On 2017-11-07 17:04, RS wrote:
Does Perl distinguish between desktop and laptop machines?
I wouldn't think so.
Do you run these commands in a Windows cmd.exe command window, or do
you by any chance use some other form of terminal?
If I run get_iplayer with --verbose I can get an instantaneous
download speed indicator similar to the one we used to have.
If I run it on my desktop machine it displays a single line which is
continuously updated, like the indicator we used to have by default.
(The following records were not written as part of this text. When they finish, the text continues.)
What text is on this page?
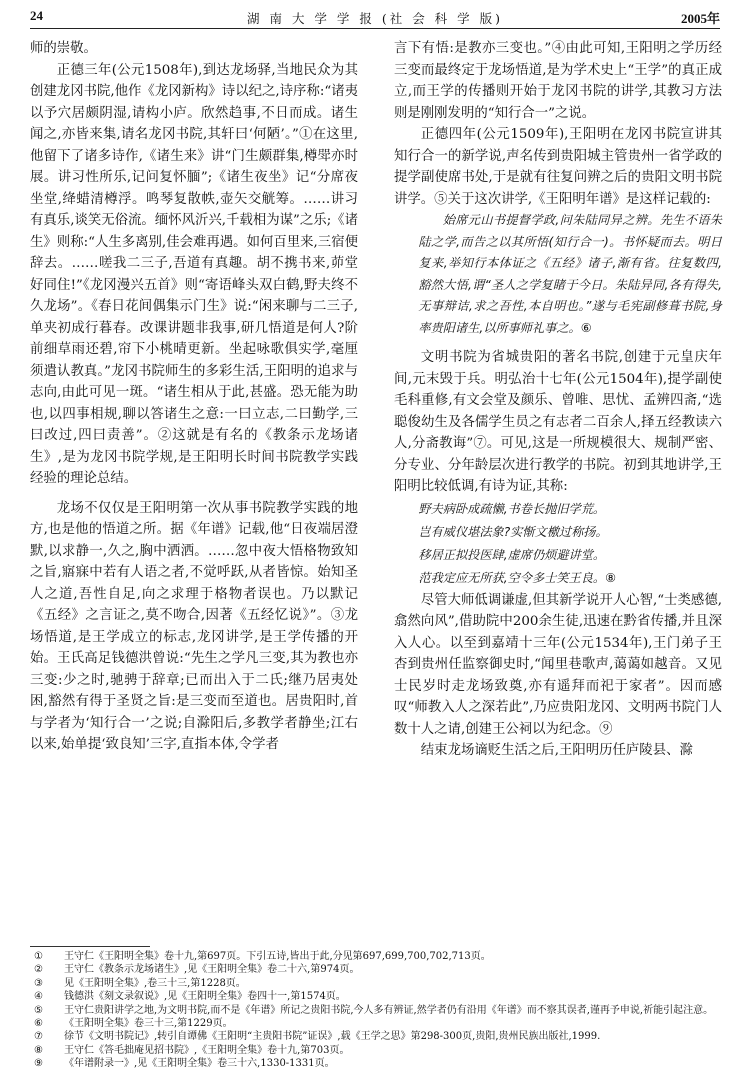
24	湖 南 大 学 学 报 (社 会 科 学 版)	2005年

师的崇敬。

正德三年(公元1508年),到达龙场驿,当地民众为其创建龙冈书院,他作《龙冈新构》诗以纪之,诗序称:“诸夷以予穴居颇阴湿,请构小庐。欣然趋事,不日而成。诸生闻之,亦皆来集,请名龙冈书院,其轩曰‘何陋’。”①在这里,他留下了诸多诗作,《诸生来》讲“门生颇群集,樽斝亦时展。讲习性所乐,记问复怀腼”;《诸生夜坐》记“分席夜坐堂,绛蜡清樽浮。鸣琴复散帙,壶矢交觥筹。……讲习有真乐,谈笑无俗流。缅怀风沂兴,千载相为谋”之乐;《诸生》则称:“人生多离别,佳会难再遇。如何百里来,三宿便辞去。……嗟我二三子,吾道有真趣。胡不携书来,茆堂好同住!”《龙冈漫兴五首》则“寄语峰头双白鹤,野夫终不久龙场”。《春日花间偶集示门生》说:“闲来聊与二三子,单夹初成行暮春。改课讲题非我事,研几悟道是何人?阶前细草雨还碧,帘下小桃晴更新。坐起咏歌俱实学,毫厘须遣认教真。”龙冈书院师生的多彩生活,王阳明的追求与志向,由此可见一斑。“诸生相从于此,甚盛。恐无能为助也,以四事相规,聊以答诸生之意:一曰立志,二曰勤学,三曰改过,四曰责善”。②这就是有名的《教条示龙场诸生》,是为龙冈书院学规,是王阳明长时间书院教学实践经验的理论总结。

龙场不仅仅是王阳明第一次从事书院教学实践的地方,也是他的悟道之所。据《年谱》记载,他“日夜端居澄默,以求静一,久之,胸中洒洒。……忽中夜大悟格物致知之旨,寤寐中若有人语之者,不觉呼跃,从者皆惊。始知圣人之道,吾性自足,向之求理于格物者误也。乃以默记《五经》之言证之,莫不吻合,因著《五经忆说》”。③龙场悟道,是王学成立的标志,龙冈讲学,是王学传播的开始。王氏高足钱德洪曾说:“先生之学凡三变,其为教也亦三变:少之时,驰骋于辞章;已而出入于二氏;继乃居夷处困,豁然有得于圣贤之旨:是三变而至道也。居贵阳时,首与学者为‘知行合一’之说;自滁阳后,多教学者静坐;江右以来,始单提‘致良知’三字,直指本体,令学者

言下有悟:是教亦三变也。”④由此可知,王阳明之学历经三变而最终定于龙场悟道,是为学术史上“王学”的真正成立,而王学的传播则开始于龙冈书院的讲学,其教习方法则是刚刚发明的“知行合一”之说。

正德四年(公元1509年),王阳明在龙冈书院宣讲其知行合一的新学说,声名传到贵阳城主管贵州一省学政的提学副使席书处,于是就有往复问辨之后的贵阳文明书院讲学。⑤关于这次讲学,《王阳明年谱》是这样记载的:

始席元山书提督学政,问朱陆同异之辨。先生不语朱陆之学,而告之以其所悟(知行合一)。书怀疑而去。明日复来,举知行本体证之《五经》诸子,渐有省。往复数四,豁然大悟,谓“圣人之学复睹于今日。朱陆异同,各有得失,无事辩诘,求之吾性,本自明也。”遂与毛宪副修葺书院,身率贵阳诸生,以所事师礼事之。⑥

文明书院为省城贵阳的著名书院,创建于元皇庆年间,元末毁于兵。明弘治十七年(公元1504年),提学副使毛科重修,有文会堂及颜乐、曾唯、思忧、孟辨四斋,“选聪俊幼生及各儒学生员之有志者二百余人,择五经教读六人,分斋教诲”⑦。可见,这是一所规模很大、规制严密、分专业、分年龄层次进行教学的书院。初到其地讲学,王阳明比较低调,有诗为证,其称:

野夫病卧成疏懒,书卷长抛旧学荒。
岂有威仪堪法象?实惭文檄过称扬。
移居正拟投医肆,虚席仍烦避讲堂。
范我定应无所获,空令多士笑王良。⑧

尽管大师低调谦虚,但其新学说开人心智,“士类感德,翕然向风”,借助院中200余生徒,迅速在黔省传播,并且深入人心。以至到嘉靖十三年(公元1534年),王门弟子王杏到贵州任监察御史时,“闻里巷歌声,蔼蔼如越音。又见士民岁时走龙场致奠,亦有遥拜而祀于家者”。因而感叹“师教入人之深若此”,乃应贵阳龙冈、文明两书院门人数十人之请,创建王公祠以为纪念。⑨

结束龙场谪贬生活之后,王阳明历任庐陵县、滁

① 王守仁《王阳明全集》卷十九,第697页。下引五诗,皆出于此,分见第697,699,700,702,713页。
② 王守仁《教条示龙场诸生》,见《王阳明全集》卷二十六,第974页。
③ 见《王阳明全集》,卷三十三,第1228页。
④ 钱德洪《刻文录叙说》,见《王阳明全集》卷四十一,第1574页。
⑤ 王守仁贵阳讲学之地,为文明书院,而不是《年谱》所记之贵阳书院,今人多有辨证,然学者仍有沿用《年谱》而不察其误者,谨再予申说,祈能引起注意。
⑥ 《王阳明全集》卷三十三,第1229页。
⑦ 徐节《文明书院记》,转引自谭佛《王阳明“主贵阳书院”证误》,载《王学之思》第298-300页,贵阳,贵州民族出版社,1999.
⑧ 王守仁《答毛拙庵见招书院》,《王阳明全集》卷十九,第703页。
⑨ 《年谱附录一》,见《王阳明全集》卷三十六,1330-1331页。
If I run it on any of my laptops each update is on a new line. I
presume that in the first case the line is terminated with a CR and in
the other cases with a CR LF.
The relevant code seems to be between lines 7206 and 7224. It calls
main::logger with a string formatted by sprintf. If I don't set
--verbose, so the else code is executed, all machines display a single
continuously updated line. In both cases the line appears from the
code to end with CR LF unless {crlf} doesn't mean what it appears to.
It doesn't mean what it looks like. There a line of code (in 3.06, if
that's what you use) that says:
my $crlf = ( $hide_progress || $opt->{logprogress} ) ? "\n" : "\r";
ie setting it to either LF or CR depending on whether those named vars
are set or not. You'd need to look more closely at the perl to find
out under what circumstances they're set one way or another.